In a new article by Dr. Robert D. Crane Free Speech and Political Spin: The Cases of Helen Thomas and Mahmoud Ahmadinejad he adds details about this mis-translation:

...  Politics trumps free speech practically everywhere, and America is no exception.  The most flagrant example of media perversion is President Ahmadinehad’s statement in October five years ago calling for “rezhim change” in Israel and America, which was immediately translated (even by the first version in the Iranian media) as “Israel should be wiped off the map”.

  Ahmadinejad’s phrase was ” بايد از صفحه روزگار محو شود ” according to the text published on the President’s Office’s website, and was a quote from Ayatollah Khomeini.  The statement “wiped off the map” was never made.  Ahmadinejad did not refer to the nation or land mass of Israel, but to the “regime occupying Jerusalem”. In his own words in Persian he said: “Imam ghoft een rezhim-e ishghalgar-e qods bayad az safheh-ye ruzgar mahv shavad.”
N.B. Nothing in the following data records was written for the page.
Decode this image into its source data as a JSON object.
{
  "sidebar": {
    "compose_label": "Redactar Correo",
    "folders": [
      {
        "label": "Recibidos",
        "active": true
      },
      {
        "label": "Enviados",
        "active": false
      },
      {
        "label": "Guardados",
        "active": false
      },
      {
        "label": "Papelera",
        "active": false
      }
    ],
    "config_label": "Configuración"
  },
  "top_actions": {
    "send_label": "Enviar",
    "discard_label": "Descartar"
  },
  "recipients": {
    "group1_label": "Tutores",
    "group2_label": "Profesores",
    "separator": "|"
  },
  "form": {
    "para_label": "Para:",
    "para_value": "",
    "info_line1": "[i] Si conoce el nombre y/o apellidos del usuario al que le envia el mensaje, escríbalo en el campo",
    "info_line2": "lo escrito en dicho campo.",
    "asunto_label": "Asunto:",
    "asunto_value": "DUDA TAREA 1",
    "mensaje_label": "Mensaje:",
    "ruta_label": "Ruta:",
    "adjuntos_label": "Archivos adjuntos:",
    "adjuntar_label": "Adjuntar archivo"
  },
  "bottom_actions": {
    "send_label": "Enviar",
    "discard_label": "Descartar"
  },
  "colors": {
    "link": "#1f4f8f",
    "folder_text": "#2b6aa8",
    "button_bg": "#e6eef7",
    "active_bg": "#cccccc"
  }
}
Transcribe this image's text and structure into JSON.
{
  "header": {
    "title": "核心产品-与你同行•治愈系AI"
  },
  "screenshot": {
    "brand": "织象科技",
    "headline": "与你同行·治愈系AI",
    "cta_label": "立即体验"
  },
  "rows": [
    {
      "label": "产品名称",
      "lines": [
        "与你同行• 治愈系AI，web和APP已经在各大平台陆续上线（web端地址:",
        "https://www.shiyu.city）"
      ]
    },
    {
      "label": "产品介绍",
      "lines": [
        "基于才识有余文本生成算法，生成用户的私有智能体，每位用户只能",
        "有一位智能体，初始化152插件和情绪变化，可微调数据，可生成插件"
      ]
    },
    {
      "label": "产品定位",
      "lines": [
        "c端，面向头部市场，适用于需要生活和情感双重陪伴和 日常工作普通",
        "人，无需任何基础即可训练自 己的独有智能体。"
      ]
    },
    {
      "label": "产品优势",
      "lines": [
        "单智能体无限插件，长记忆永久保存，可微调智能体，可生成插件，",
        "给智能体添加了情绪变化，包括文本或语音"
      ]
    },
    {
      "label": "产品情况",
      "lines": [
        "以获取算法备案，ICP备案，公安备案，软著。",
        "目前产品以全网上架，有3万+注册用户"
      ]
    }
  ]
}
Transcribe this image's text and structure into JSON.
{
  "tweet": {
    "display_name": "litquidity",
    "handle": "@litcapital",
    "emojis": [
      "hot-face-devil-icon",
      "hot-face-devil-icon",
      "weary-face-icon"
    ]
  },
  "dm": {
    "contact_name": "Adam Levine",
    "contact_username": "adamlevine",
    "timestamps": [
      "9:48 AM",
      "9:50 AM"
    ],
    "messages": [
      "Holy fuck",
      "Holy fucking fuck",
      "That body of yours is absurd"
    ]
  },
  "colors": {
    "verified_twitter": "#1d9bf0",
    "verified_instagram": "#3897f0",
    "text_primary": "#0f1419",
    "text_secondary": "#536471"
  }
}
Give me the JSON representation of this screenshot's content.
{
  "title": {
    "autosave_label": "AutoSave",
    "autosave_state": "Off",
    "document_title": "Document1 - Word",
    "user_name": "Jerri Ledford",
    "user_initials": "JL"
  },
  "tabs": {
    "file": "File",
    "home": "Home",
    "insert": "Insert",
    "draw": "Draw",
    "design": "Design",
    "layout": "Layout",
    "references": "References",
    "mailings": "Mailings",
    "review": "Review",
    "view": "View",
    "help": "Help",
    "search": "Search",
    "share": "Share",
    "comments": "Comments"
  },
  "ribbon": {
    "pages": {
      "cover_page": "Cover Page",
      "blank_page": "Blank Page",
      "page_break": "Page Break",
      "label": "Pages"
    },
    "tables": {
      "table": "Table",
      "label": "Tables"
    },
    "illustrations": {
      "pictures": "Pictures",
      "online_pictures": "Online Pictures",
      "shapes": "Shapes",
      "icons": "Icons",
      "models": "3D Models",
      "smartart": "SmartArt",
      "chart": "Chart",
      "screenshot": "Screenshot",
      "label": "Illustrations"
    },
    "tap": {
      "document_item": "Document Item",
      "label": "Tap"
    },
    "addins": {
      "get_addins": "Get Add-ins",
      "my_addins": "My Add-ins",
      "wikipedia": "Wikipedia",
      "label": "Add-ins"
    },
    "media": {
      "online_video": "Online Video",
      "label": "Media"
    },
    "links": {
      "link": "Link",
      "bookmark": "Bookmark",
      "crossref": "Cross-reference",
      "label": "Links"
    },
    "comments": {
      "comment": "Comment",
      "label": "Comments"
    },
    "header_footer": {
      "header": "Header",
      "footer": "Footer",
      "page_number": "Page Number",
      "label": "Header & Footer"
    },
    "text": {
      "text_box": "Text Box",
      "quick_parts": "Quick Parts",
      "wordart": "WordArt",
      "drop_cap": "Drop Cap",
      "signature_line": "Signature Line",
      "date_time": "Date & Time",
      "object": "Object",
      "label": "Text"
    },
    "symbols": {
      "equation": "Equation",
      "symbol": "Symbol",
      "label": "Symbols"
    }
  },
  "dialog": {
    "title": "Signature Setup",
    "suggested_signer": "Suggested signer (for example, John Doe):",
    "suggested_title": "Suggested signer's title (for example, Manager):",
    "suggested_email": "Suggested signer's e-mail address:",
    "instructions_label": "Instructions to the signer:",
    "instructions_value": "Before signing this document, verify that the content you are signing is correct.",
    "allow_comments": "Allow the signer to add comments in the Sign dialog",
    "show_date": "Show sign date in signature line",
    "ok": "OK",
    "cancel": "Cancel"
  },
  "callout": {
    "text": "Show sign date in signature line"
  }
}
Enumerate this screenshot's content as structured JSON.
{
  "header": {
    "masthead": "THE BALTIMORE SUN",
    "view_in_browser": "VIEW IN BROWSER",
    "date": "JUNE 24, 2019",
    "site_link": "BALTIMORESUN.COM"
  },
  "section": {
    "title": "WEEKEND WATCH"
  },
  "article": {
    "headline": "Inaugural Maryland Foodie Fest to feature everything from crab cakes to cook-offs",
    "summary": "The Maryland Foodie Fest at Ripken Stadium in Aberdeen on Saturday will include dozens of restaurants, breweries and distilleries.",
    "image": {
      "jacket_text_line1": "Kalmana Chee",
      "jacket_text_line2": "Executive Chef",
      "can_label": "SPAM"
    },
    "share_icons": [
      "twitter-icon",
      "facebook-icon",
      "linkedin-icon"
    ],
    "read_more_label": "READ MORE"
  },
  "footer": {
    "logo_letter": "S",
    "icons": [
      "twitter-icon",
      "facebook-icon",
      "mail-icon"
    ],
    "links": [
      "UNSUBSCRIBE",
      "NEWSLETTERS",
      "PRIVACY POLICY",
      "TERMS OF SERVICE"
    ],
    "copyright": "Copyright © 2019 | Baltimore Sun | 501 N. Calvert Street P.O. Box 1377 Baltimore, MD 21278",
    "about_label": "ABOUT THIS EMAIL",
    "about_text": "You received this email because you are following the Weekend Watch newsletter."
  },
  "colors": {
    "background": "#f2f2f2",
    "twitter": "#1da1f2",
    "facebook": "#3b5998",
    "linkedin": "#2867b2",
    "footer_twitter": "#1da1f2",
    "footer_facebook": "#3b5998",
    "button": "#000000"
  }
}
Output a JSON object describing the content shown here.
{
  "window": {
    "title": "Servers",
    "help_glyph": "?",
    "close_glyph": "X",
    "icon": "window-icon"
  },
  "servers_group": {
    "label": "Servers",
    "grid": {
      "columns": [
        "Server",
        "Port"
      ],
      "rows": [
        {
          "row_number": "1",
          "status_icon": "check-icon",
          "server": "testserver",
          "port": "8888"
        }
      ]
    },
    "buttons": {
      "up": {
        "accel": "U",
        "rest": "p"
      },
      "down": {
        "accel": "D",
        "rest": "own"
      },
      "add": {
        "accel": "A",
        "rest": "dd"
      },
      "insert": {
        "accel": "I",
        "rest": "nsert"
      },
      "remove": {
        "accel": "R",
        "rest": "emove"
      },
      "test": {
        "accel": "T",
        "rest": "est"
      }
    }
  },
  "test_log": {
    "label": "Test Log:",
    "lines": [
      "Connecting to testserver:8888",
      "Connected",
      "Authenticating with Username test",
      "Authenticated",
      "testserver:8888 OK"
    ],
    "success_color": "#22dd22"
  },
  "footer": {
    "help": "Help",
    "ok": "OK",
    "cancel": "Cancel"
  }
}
  Ahmadinejad did not refer to Israel the country or Israel the land mass, but the Israeli regime. This is a vastly significant distinction, as one cannot wipe a regime off the map.  And he clearly did not mean that America should be wiped off the map, since he was referring only to replacing the Bush regime.  Ahmadinejad does not even refer to Israel by name, he instead uses the specific phrase “rezhim-e ishghalgar-e qods” (regime occupying Jerusalem).  Yet, we are led to believe that Iran’s President threatened to “wipe Israel off the map”, despite never having uttered the words “map”, “wipe out” or even “Israel”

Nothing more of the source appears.